(HealthDay)—For patients with ST-segment elevation myocardial infarction (STEMI) undergoing primary percutaneous coronary intervention (PCI), beta-blocker therapy at discharge correlates with reduced all-cause mortality, according to a study published in the June issue of JACC: Cardiovascular Interventions.

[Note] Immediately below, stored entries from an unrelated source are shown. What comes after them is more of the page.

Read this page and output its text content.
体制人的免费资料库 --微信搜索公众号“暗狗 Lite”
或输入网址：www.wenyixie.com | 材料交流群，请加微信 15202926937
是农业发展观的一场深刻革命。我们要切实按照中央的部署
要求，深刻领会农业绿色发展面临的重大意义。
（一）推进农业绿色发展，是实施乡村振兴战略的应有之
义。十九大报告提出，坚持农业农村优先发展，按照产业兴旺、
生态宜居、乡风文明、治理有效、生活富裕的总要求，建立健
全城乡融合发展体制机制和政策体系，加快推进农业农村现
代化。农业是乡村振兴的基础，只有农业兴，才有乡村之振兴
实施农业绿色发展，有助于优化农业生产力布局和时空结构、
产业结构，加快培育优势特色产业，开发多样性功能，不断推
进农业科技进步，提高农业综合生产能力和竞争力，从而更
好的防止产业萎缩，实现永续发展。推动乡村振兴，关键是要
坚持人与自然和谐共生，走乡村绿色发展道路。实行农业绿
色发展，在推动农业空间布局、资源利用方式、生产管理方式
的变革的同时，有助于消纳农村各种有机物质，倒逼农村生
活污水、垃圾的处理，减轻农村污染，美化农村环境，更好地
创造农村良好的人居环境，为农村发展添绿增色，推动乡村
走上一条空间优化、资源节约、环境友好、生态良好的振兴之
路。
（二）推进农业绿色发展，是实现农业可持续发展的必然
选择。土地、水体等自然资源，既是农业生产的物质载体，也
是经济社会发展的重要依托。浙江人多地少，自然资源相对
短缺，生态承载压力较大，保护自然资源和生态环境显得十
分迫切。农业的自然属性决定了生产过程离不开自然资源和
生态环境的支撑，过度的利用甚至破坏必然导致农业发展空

Jeong Hoon Yang, M.D., from Samsung Medical Center in Seoul, South Korea, and colleagues examined the correlation of beta-blocker therapy at discharge with clinical outcomes using data from 8,510 patients with STEMI undergoing primary PCI. Patients were classified into a beta-blocker group (6,873 patients) and no-beta-blocker group (1,637 patients). Propensity-score matching analysis was conducted in 1,325 patient triplets. Patients were followed for a median of 367 days for the primary outcome of all-cause death.
The researchers found that all-cause death occurred in 2.1 percent of the beta-blocker group and 3.6 percent of the no-beta-blocker group (P < 0.001). Beta-blocker therapy correlated with lower incidence of all-cause death after 2:1 propensity-score matching (2.8 versus 4.1 percent; adjusted hazard ratio, 0.46; P = 0.004). In terms of all-cause death, the correlation of beta-blocker therapy with better outcomes was consistent across subgroups, including patients with relatively low-risk profiles such as ejection fraction >40 percent or single-vessel disease.
"Our results support the current American College of Cardiology/American Heart Association guidelines, which recommend long-term beta-blocker therapy in all patients with STEMI regardless of reperfusion therapy or risk profile," the authors write.